That’s in contrast to a drunk-off-Hennessy Earn, who finally confronts the promoter in his office, but can’t seem to get his point across. Instead, he spits up the Henn and walks out of the room embarrassed, $750 in hand after a Trumpian list of deductions. Defeated, he heads back to Paper Boi’s section.

(By this point, Darius is back at home, getting ready to eat cereal and play video games after his various wristbands didn’t grant him return access following a trip to the bar.)

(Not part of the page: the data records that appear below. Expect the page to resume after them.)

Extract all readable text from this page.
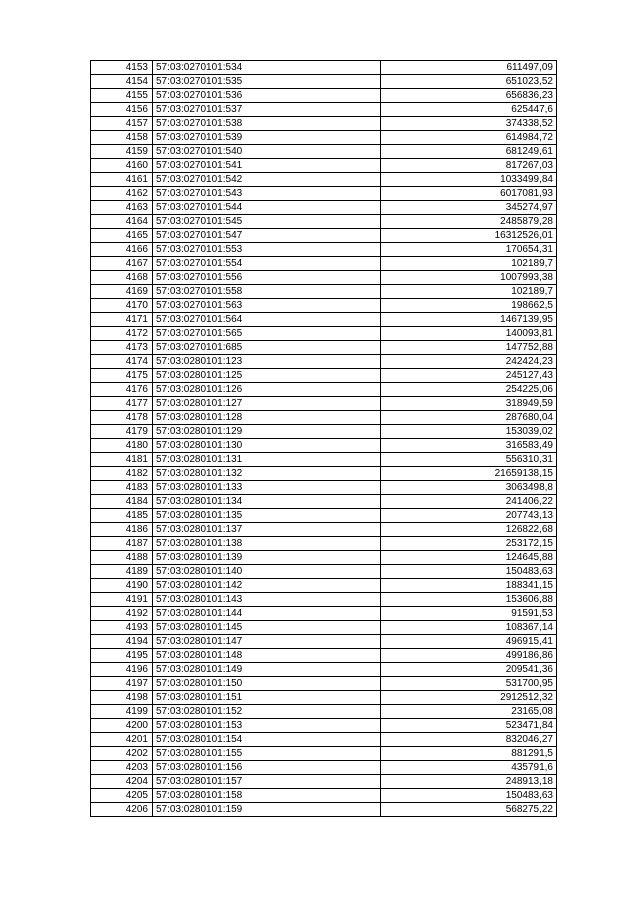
4153	57:03:0270101:534	611497,09
4154	57:03:0270101:535	651023,52
4155	57:03:0270101:536	656836,23
4156	57:03:0270101:537	625447,6
4157	57:03:0270101:538	374338,52
4158	57:03:0270101:539	614984,72
4159	57:03:0270101:540	681249,61
4160	57:03:0270101:541	817267,03
4161	57:03:0270101:542	1033499,84
4162	57:03:0270101:543	6017081,93
4163	57:03:0270101:544	345274,97
4164	57:03:0270101:545	2485879,28
4165	57:03:0270101:547	16312526,01
4166	57:03:0270101:553	170654,31
4167	57:03:0270101:554	102189,7
4168	57:03:0270101:556	1007993,38
4169	57:03:0270101:558	102189,7
4170	57:03:0270101:563	198662,5
4171	57:03:0270101:564	1467139,95
4172	57:03:0270101:565	140093,81
4173	57:03:0270101:685	147752,88
4174	57:03:0280101:123	242424,23
4175	57:03:0280101:125	245127,43
4176	57:03:0280101:126	254225,06
4177	57:03:0280101:127	318949,59
4178	57:03:0280101:128	287680,04
4179	57:03:0280101:129	153039,02
4180	57:03:0280101:130	316583,49
4181	57:03:0280101:131	556310,31
4182	57:03:0280101:132	21659138,15
4183	57:03:0280101:133	3063498,8
4184	57:03:0280101:134	241406,22
4185	57:03:0280101:135	207743,13
4186	57:03:0280101:137	126822,68
4187	57:03:0280101:138	253172,15
4188	57:03:0280101:139	124645,88
4189	57:03:0280101:140	150483,63
4190	57:03:0280101:142	188341,15
4191	57:03:0280101:143	153606,88
4192	57:03:0280101:144	91591,53
4193	57:03:0280101:145	108367,14
4194	57:03:0280101:147	496915,41
4195	57:03:0280101:148	499186,86
4196	57:03:0280101:149	209541,36
4197	57:03:0280101:150	531700,95
4198	57:03:0280101:151	2912512,32
4199	57:03:0280101:152	23165,08
4200	57:03:0280101:153	523471,84
4201	57:03:0280101:154	832046,27
4202	57:03:0280101:155	881291,5
4203	57:03:0280101:156	435791,6
4204	57:03:0280101:157	248913,18
4205	57:03:0280101:158	150483,63
4206	57:03:0280101:159	568275,22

Paper Boi, sick of the way he’s been treated by the venue, grabs the baton, heads for the promotor’s office, slaps him in the face and slams him on the desk. The promotor immediately coughs up the $5,000 (Paper Boi uses it to slap him across the face) and some accomplices/hangers-on snag two cases of Miller High Life for their troubles.

Girls, Girls, Girls

Despite the majority of principle characters being male, Atlanta continues to present fully realized female characters, smartly avoiding the nonsense trap of pitting “real” women against Instagram models or bartenders. At different times during “The Club,” both Paper Boi and Earn find themselves flummoxed by women who have a more global view of a given situation.

After the promoter disappears behind the revolving wall, Earn runs into a bartender who keeps re-upping his Hennessy. While Earn drinks, she provides insights into the different characters at the club, then scoffs at Earn for believing he’s above it all. In the end, she shows him how to access the management offices.

As Paper Boi’s night keeps getting worse, he finds a silver lining through spending time with a girl in his section. He forgets, briefly, about Marcus Miles; she tells him not to worry about a photographer who declines to shoot the comparatively smaller group of partiers. Yet at the end of the night, when Paper Boi asks for her number, she tells him she has a boyfriend, then bristles at Paper Boi’s suggestion that the night was “a waste of time” (he came “to party with cute girls like me and have a good time–we did that”). She promises to check his Soundcloud.

And In The End

In the end, gun shots ring out in the club’s parking lot, causing a split second of terror (followed by a hilarious site gag involving the invisible car). Unlike earlier in the season, when it was implied that Paper Boi’s implication in a separate incident might bolster his reputation, the news that the police are looking for him comes with a heavy dose of dread. The episode’s coda, a scene in a late-night diner, comes with a fitting sound bite: “Fuck the club.”